Reformas multilaterais defendidas pelo BRICS

Os parlamentares concordam que a atual arquitetura das organizações multilaterais, como a Organização Mundial do Comércio (OMC), o Fundo Monetário Internacional (FMI) e o Conselho de Segurança da ONU, precisa ser reformada para refletir o novo equilíbrio global.
FAQ – Perguntas frequentes
O que é a guerra tarifária criticada pelo BRICS?
A guerra tarifária refere-se à imposição unilateral de tarifas comerciais por parte dos Estados Unidos, que afeta negativamente o comércio global e os mercados internacionais.
Por que o BRICS defende o uso de moedas locais no comércio?
Para reduzir a dependência do dólar americano e aumentar a resiliência econômica dos países do bloco diante de crises e sanções.

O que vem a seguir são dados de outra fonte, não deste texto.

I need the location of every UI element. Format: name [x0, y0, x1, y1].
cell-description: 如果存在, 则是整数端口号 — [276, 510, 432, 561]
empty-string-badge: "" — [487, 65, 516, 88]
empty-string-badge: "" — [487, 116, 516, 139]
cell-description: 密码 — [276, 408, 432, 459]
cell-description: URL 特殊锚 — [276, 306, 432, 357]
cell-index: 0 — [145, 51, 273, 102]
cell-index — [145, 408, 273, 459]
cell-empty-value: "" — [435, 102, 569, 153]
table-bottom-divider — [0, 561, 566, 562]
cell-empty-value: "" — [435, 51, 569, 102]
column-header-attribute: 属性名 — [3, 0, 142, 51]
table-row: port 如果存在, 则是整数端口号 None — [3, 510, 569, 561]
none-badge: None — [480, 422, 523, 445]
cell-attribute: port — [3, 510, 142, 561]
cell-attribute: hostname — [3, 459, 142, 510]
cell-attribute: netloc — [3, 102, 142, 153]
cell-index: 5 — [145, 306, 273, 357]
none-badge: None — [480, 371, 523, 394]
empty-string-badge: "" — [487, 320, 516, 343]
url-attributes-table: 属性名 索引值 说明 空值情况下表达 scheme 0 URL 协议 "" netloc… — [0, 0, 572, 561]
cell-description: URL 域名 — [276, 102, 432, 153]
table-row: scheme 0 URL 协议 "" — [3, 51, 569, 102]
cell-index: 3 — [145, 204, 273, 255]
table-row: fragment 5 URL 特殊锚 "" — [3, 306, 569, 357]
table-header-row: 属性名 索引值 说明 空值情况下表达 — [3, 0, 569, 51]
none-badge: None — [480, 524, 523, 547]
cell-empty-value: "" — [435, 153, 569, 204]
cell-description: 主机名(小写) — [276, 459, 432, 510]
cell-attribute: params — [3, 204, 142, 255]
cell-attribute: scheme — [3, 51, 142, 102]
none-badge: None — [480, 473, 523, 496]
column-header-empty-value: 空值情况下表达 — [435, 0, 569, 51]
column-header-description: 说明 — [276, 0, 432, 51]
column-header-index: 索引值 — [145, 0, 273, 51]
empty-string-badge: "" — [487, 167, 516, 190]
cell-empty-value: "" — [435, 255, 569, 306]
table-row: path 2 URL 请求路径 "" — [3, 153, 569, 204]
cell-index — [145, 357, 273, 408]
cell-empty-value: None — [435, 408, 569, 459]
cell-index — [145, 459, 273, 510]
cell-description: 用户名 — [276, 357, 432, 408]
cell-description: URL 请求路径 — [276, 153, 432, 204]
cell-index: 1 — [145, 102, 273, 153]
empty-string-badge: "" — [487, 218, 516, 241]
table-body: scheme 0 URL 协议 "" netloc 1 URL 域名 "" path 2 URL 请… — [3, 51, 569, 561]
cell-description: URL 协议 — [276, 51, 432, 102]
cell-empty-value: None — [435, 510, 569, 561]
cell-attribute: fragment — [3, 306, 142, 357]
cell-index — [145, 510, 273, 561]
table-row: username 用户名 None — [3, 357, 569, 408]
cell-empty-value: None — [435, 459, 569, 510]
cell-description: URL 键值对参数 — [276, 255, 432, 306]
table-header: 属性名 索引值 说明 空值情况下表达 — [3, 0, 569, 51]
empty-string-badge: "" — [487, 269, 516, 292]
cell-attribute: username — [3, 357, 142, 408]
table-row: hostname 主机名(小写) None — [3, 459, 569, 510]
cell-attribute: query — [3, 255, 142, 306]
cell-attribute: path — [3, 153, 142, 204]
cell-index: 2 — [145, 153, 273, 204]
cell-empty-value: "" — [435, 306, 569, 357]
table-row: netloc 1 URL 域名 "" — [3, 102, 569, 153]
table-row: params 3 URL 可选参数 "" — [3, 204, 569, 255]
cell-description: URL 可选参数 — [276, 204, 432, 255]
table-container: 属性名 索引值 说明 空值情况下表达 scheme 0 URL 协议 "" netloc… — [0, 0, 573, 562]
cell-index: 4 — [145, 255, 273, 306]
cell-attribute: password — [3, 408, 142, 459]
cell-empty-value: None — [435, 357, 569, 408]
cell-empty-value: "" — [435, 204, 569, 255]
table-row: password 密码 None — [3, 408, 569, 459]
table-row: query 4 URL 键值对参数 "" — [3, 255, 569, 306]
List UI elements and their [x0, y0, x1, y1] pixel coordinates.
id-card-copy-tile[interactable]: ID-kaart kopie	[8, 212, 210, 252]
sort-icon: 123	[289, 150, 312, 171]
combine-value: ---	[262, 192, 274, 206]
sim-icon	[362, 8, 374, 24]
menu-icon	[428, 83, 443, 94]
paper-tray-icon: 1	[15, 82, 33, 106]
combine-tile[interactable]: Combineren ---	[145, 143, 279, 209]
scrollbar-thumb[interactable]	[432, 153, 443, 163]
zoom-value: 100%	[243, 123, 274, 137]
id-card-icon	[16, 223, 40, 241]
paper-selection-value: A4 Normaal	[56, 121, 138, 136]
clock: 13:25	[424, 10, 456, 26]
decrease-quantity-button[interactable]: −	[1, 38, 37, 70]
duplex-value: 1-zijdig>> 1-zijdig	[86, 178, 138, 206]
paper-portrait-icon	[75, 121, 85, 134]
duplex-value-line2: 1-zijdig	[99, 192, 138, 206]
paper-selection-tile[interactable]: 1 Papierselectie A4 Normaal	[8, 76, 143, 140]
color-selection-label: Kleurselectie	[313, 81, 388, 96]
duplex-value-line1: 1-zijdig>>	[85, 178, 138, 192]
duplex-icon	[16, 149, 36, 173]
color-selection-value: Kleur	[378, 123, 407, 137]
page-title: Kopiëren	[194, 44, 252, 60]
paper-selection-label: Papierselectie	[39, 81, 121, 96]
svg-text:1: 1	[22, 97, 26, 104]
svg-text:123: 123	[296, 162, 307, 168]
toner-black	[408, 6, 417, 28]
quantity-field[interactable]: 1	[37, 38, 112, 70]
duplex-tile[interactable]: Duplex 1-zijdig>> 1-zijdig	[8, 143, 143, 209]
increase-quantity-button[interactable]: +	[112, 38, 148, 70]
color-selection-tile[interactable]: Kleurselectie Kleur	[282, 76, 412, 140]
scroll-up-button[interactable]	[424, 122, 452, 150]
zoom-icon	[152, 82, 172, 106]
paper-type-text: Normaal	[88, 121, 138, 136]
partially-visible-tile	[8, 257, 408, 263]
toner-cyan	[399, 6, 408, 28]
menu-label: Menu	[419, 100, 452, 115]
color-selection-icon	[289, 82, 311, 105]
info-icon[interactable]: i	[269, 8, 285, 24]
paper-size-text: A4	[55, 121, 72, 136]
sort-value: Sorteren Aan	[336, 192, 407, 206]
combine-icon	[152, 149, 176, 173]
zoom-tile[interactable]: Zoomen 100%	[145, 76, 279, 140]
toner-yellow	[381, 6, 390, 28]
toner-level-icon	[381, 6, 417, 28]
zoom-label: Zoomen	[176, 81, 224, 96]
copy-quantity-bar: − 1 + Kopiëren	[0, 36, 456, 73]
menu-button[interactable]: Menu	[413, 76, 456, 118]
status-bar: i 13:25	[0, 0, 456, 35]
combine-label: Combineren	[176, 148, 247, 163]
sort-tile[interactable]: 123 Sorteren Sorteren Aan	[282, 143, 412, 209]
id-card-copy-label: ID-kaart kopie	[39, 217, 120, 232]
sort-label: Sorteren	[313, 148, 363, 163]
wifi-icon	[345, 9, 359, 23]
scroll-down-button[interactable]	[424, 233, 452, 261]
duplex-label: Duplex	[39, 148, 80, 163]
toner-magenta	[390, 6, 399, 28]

Quais países compõem atualmente o BRICS?
O BRICS é formado por Brasil, Rússia, Índia, China, África do Sul, além dos membros permanentes recentes como Indonésia, Irã, Arábia Saudita, Egito, Etiópia e Emirados Árabes Unidos, além dos membros parceiros como Bolívia, Cuba, Nigéria, entre outros.
Considerações finais
Nesse contexto, o BRICS não apenas propõe alternativas para o comércio mundial, mas também se apresenta como um motor essencial para a construção de uma ordem econômica multipolar, mais inclusiva e sustentável, capaz de responder às demandas e desafios contemporâneos.